Leap years and time display
The used calendar is the Gregorian one.
Leap years are "de facto" taken into account.
But remember that only revolved months, days, hours, minutes and seconds are taken into account.
A difference of one hour can also be noticed when daylight saving time is applied.
Let's see the display :
d days (y years, m months and d' days) h hours, m minutes
The first part "d days h hours, m minutes" is computed with the real time in milliseconds between
the event date and time and today's date and time.
It doesn't count the calendars days but the real elapsed time, so leap years are "de facto" included.
The second part (in parentheses) can be confusing and let think leap years are not taken into accounts:
Let's say an event happened on January 1st at 8 AM
The January month (which is 31 days) won't be revolved until February 1st at 8 AM.
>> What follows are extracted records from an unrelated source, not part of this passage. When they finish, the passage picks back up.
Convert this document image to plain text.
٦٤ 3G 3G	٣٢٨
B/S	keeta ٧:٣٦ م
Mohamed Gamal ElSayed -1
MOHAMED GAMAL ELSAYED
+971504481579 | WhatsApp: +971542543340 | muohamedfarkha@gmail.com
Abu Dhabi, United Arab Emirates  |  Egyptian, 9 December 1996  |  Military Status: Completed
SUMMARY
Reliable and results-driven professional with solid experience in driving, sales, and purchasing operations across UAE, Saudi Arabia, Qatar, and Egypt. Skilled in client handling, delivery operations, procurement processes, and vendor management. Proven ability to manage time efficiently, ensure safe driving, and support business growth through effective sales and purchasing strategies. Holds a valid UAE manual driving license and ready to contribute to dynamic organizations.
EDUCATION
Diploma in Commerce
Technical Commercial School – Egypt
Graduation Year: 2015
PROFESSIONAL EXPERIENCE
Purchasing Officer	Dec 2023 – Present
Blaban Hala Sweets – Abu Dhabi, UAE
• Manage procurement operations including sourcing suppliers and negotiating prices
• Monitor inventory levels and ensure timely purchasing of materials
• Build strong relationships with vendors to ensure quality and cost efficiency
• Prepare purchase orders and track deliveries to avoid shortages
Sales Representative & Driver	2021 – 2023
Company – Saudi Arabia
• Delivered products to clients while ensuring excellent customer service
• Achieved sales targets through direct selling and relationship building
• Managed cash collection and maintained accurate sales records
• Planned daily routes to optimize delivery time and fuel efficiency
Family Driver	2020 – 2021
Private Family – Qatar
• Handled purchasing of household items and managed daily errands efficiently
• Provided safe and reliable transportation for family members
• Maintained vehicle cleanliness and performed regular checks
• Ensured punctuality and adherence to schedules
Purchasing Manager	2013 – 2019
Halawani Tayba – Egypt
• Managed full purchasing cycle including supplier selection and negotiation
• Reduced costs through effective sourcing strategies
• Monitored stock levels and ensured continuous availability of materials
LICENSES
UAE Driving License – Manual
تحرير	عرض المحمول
So on February 1st at 7:59:59 AM, the display will be :
(O year, 0 month, 30 days), 23 hours, 59 minutes
On February 1st at 8:00:01 AM, the January month will be revolved, but not the next day,
therefore the display will be :
(O year, 1 month, 0 day), 0 hours, 0 minutes and 1 second
As well on January 14st at 7:59:59 AM, the display will be :
(O year, 1 month, 12 days), 23 hours, 59 minutes
At 8:00:01 AM, the display will be :
(O year, 1 month, 13 days), 0 hours, 0 minutes and 1 second
It would be less confusing that on February 14st at 8:00:01 AM the display would be
(O year, 1 month, 14 days)
but it wouldn't be the truth, the 14st day has just begun but is not yet revolved!